The impact is also being felt on teachers themselves.
Gough said many of the TTOCs on the North Island are retired teachers themselves, and are getting close to the end of their TTOC’ing career.
“My job is getting a lot tougher now,” said Terry Whitney, who has been teaching on the North Island for 40 years and instead of fully retiring, has become a TTOC. “I used to enjoy just coming in a day or two a week, but because of the shortage I just did a four-day stint which I didn’t want to do, but they can’t get anyone,” added Whitney.
He said there have always been problems attracting TTOCs to the North Island, but he’s never seen it this severe.

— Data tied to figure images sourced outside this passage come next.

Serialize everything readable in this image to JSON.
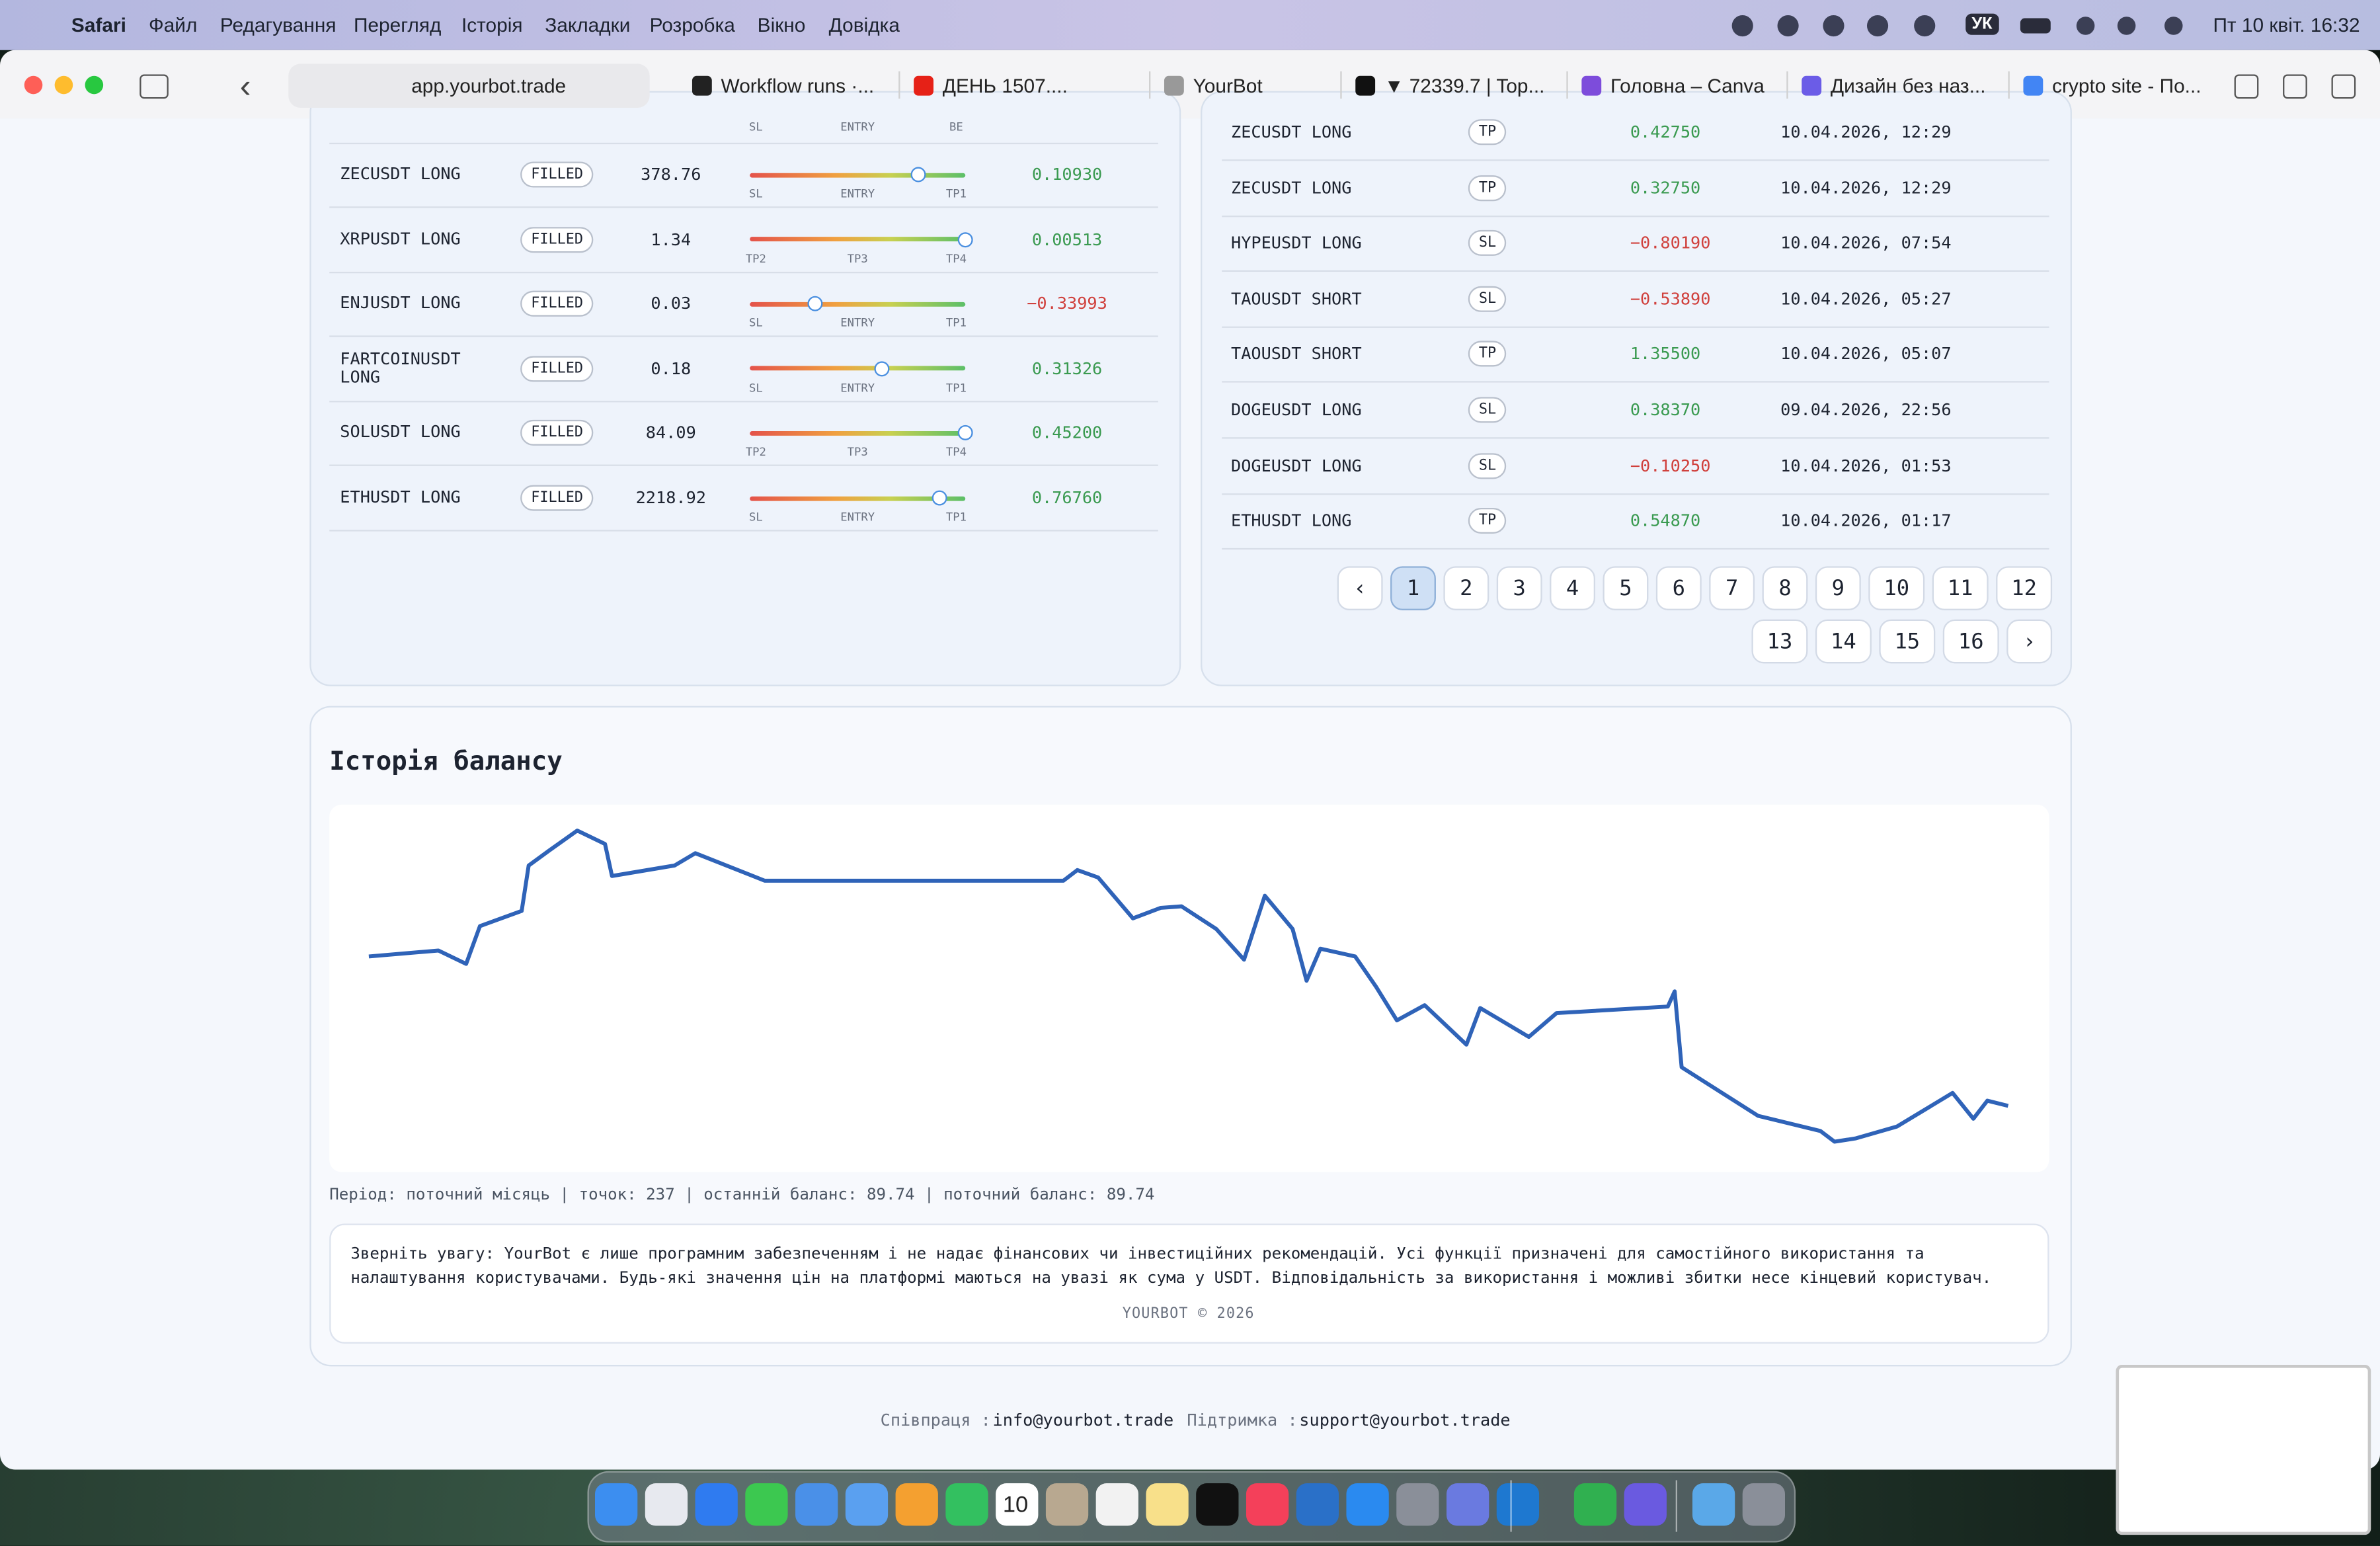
{
  "menubar": {
    "app": "Safari",
    "menus": [
      "Файл",
      "Редагування",
      "Перегляд",
      "Історія",
      "Закладки",
      "Розробка",
      "Вікно",
      "Довідка"
    ],
    "lang": "УК",
    "clock": "Пт 10 квіт.  16:32"
  },
  "browser": {
    "address": "app.yourbot.trade",
    "tabs": [
      "Workflow runs ·...",
      "ДЕНЬ 1507....",
      "YourBot",
      "▼ 72339.7 | Top...",
      "Головна – Canva",
      "Дизайн без наз...",
      "crypto site - По..."
    ]
  },
  "positions": {
    "top_labels": [
      "SL",
      "ENTRY",
      "BE"
    ],
    "rows": [
      {
        "symbol": "ZECUSDT LONG",
        "status": "FILLED",
        "price": "378.76",
        "labels": [
          "SL",
          "ENTRY",
          "TP1"
        ],
        "progress": 0.78,
        "pnl": "0.10930"
      },
      {
        "symbol": "XRPUSDT LONG",
        "status": "FILLED",
        "price": "1.34",
        "labels": [
          "TP2",
          "TP3",
          "TP4"
        ],
        "progress": 1,
        "pnl": "0.00513"
      },
      {
        "symbol": "ENJUSDT LONG",
        "status": "FILLED",
        "price": "0.03",
        "labels": [
          "SL",
          "ENTRY",
          "TP1"
        ],
        "progress": 0.3,
        "pnl": "−0.33993"
      },
      {
        "symbol": "FARTCOINUSDT LONG",
        "status": "FILLED",
        "price": "0.18",
        "labels": [
          "SL",
          "ENTRY",
          "TP1"
        ],
        "progress": 0.61,
        "pnl": "0.31326"
      },
      {
        "symbol": "SOLUSDT LONG",
        "status": "FILLED",
        "price": "84.09",
        "labels": [
          "TP2",
          "TP3",
          "TP4"
        ],
        "progress": 1,
        "pnl": "0.45200"
      },
      {
        "symbol": "ETHUSDT LONG",
        "status": "FILLED",
        "price": "2218.92",
        "labels": [
          "SL",
          "ENTRY",
          "TP1"
        ],
        "progress": 0.88,
        "pnl": "0.76760"
      }
    ]
  },
  "history": {
    "rows": [
      {
        "symbol": "ZECUSDT LONG",
        "kind": "TP",
        "pnl": "0.42750",
        "time": "10.04.2026, 12:29"
      },
      {
        "symbol": "ZECUSDT LONG",
        "kind": "TP",
        "pnl": "0.32750",
        "time": "10.04.2026, 12:29"
      },
      {
        "symbol": "HYPEUSDT LONG",
        "kind": "SL",
        "pnl": "−0.80190",
        "time": "10.04.2026, 07:54"
      },
      {
        "symbol": "TAOUSDT SHORT",
        "kind": "SL",
        "pnl": "−0.53890",
        "time": "10.04.2026, 05:27"
      },
      {
        "symbol": "TAOUSDT SHORT",
        "kind": "TP",
        "pnl": "1.35500",
        "time": "10.04.2026, 05:07"
      },
      {
        "symbol": "DOGEUSDT LONG",
        "kind": "SL",
        "pnl": "0.38370",
        "time": "09.04.2026, 22:56"
      },
      {
        "symbol": "DOGEUSDT LONG",
        "kind": "SL",
        "pnl": "−0.10250",
        "time": "10.04.2026, 01:53"
      },
      {
        "symbol": "ETHUSDT LONG",
        "kind": "TP",
        "pnl": "0.54870",
        "time": "10.04.2026, 01:17"
      }
    ],
    "pagination": {
      "prev": "‹",
      "pages": [
        1,
        2,
        3,
        4,
        5,
        6,
        7,
        8,
        9,
        10,
        11,
        12,
        13,
        14,
        15,
        16
      ],
      "next": "›",
      "current": 1
    }
  },
  "chart_data": {
    "type": "line",
    "title": "Історія балансу",
    "color": "#2f63b8",
    "x": [
      0,
      10,
      14,
      16,
      22,
      23,
      26,
      30,
      34,
      35,
      44,
      47,
      57,
      100,
      102,
      105,
      110,
      114,
      117,
      122,
      126,
      129,
      133,
      135,
      137,
      142,
      145,
      148,
      152,
      158,
      160,
      163,
      167,
      171,
      187,
      188,
      189,
      200,
      209,
      211,
      214,
      220,
      228,
      231,
      233,
      236
    ],
    "values": [
      94.96,
      95.17,
      94.7,
      96.02,
      96.55,
      98.14,
      98.67,
      99.36,
      98.89,
      97.77,
      98.14,
      98.57,
      97.61,
      97.61,
      97.98,
      97.72,
      96.29,
      96.66,
      96.71,
      95.92,
      94.85,
      97.08,
      95.92,
      94.11,
      95.23,
      94.96,
      93.9,
      92.73,
      93.26,
      91.88,
      93.16,
      92.73,
      92.15,
      92.98,
      93.21,
      93.74,
      91.09,
      89.39,
      88.86,
      88.49,
      88.6,
      89.02,
      90.19,
      89.29,
      89.92,
      89.74
    ],
    "xlim": [
      0,
      236
    ],
    "ylim": [
      87.8,
      100
    ]
  },
  "balance": {
    "info": "Період: поточний місяць | точок: 237 | останній баланс: 89.74 | поточний баланс: 89.74",
    "disclaimer": [
      "Зверніть увагу: YourBot є лише програмним забезпеченням і не надає фінансових чи інвестиційних рекомендацій. Усі функції призначені для самостійного використання та",
      "налаштування користувачами. Будь-які значення цін на платформі маються на увазі як сума у USDT. Відповідальність за використання і можливі збитки несе кінцевий користувач."
    ],
    "copyright": "YOURBOT © 2026"
  },
  "footer": {
    "coop_label": "Співпраця :",
    "coop_email": "info@yourbot.trade",
    "support_label": "Підтримка :",
    "support_email": "support@yourbot.trade"
  },
  "dock": {
    "calendar_day": "10"
  }
}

“They don’t want to come up here just to be a TTOC, so we are struggling to keep the ones who are up here and the older ones are finding it more work now than they’d ever thought they’d have,” said Whitney, adding, “Without the older teachers staying on, I don’t know what they will do.”
Christina MacDonald, Acting Director of Instruction for School District 85 said the district has openings posted on makeafuture.ca the official job board for school districts around the province.
“Province-wide there is a TTOC demand,” confirmed MacDonald adding, “I think we are even a little better off than some places in the province.”
She also noted the district is actively working on staffing together with the Vancouver Island North Teachers Association.
Gough said he knows the school board is attempting to resolve the situation, “but it’s going to take provincial action to really resolve the issue.”
He said he’d like to see a province-wide recruitment and retention strategy that takes into account the different areas of the province.
“A retention recruitment strategy would look different for the North Island or Haida Gwaii than it would for Surrey or Burnaby,” said Gough, adding, “We still have to push the government to do the right thing and address the situation.”